The story did a good job discussing costs and laying out the study design for readers. Also, although the article starts out by spending a lot of time speculating about human benefits, it does eventually make it clear that this is preliminary rodent research. One big gap of the story was not acknowledging that should this idea ever make it to market, it will indeed carry serious risks, including infection, strokes and device failure. Those serious risks (and the steep price tag) may outweigh the benefits.
As one of the principal investigators puts it in the article, “clinical need” for safe, effective treatments of addictive and self-destructive behaviors is high. Readers and listeners will be instantly interested in any potential therapy that stops the behavior at its source inside the brain. That level of interest makes it necessary to be cautious and realistic about any application of animal research and a single case history, particularly, as the article notes, because mice and other non-human animals don’t exhibit such behaviors naturally.
Although the article might have been strengthened by including the costs of alternative therapies, it clearly notes the high cost of the implantable device.
The article offers a summary statement or two about how much better mice receiving responsive neurostimulation system (RNS) therapy did than control mice. But, it needed to make it more clear that regardless of what the researchers measured, mice studies should not be extrapolated to human benefits. It’s a risky endeavor. In this story, any caveats about the research were often followed up by statements that watered them down. For example:
“Whether this strategy could block harmful impulses in people remains unclear. For now the path seems promising.”
The article didn’t discuss harms. Bleeding in the brain, infection, and device failure are all known risks. This would have helped balance out the researcher’s unchallenged assertion that this procedure is “safe.” This is especially important to balance when talking about medical devices, which are not as regulated as drugs.
Although the article could have been stronger had it offered more detail about the protocol, it does a pretty good job of explaining what the research accomplished and why it may hold some potential.

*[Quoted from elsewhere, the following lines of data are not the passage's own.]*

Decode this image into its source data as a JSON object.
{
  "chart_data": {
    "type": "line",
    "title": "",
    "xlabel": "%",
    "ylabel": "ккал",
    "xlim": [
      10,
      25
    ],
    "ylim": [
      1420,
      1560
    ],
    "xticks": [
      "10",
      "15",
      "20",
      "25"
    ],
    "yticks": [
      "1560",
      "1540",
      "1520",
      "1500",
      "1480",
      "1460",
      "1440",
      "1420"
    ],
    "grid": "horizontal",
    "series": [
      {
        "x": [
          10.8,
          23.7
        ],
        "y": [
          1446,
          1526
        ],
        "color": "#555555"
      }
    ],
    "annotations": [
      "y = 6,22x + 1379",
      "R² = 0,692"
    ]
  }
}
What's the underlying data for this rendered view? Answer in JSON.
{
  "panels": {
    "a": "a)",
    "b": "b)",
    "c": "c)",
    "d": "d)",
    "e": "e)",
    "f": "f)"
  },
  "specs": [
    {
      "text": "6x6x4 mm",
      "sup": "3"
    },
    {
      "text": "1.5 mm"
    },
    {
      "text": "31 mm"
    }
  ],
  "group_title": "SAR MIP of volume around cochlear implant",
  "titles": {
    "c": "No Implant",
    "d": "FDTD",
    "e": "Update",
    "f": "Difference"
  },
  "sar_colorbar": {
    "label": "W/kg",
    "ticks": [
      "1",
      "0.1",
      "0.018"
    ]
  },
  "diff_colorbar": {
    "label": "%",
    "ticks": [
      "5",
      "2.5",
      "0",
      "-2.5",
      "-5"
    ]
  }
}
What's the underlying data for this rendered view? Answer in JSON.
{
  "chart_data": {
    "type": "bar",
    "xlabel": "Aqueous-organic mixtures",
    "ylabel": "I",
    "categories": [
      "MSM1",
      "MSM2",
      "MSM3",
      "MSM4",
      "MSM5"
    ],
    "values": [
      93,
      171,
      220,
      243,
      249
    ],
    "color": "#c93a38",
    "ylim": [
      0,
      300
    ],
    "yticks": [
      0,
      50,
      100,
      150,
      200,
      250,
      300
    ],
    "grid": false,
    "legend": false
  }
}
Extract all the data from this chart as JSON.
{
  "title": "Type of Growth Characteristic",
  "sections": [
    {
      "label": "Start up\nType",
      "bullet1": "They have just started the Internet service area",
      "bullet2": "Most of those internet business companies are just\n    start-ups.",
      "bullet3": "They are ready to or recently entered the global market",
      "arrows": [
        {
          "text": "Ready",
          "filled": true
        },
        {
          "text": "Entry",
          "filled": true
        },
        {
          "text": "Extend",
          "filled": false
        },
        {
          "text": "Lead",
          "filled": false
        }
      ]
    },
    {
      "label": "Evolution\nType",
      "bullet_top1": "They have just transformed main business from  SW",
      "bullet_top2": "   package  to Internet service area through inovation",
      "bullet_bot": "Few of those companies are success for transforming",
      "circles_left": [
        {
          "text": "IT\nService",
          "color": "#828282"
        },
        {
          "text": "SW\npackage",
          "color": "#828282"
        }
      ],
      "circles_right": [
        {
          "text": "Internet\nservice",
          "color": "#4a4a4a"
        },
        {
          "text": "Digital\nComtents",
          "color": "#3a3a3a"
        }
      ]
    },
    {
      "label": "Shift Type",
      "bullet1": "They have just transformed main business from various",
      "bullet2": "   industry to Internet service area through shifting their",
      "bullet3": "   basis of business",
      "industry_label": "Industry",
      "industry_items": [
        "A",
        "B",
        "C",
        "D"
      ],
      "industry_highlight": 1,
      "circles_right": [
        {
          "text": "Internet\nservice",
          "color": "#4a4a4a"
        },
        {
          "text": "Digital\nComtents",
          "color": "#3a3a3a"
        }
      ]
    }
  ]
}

No mongering here, though given the broad speculation about what this device might be used for, there does seem to be the potential for this intervention to be used in less than absolutely medically necessary ways.
The story doesn’t disclose that Casey Halpern, the lead researcher, has accepted payment from the maker of the RNS System device, Neuropace.
There are treatments for addictive or impulsive behaviors, although arguably they all have less than stellar records of success, and many that involve medications come with a host of side effects. Some mention of these should have been made, though.
The article makes clear that this is very early research and that the treatment is not clinically available for behavioral problems.
The “gee whiz” aspects of this research — particularly the researchers ability to map the troublesome neuronal activity pretty accurately — are well portrayed. The research is intriguing and the article brings that across.
The article did include one source not directly involved with the research.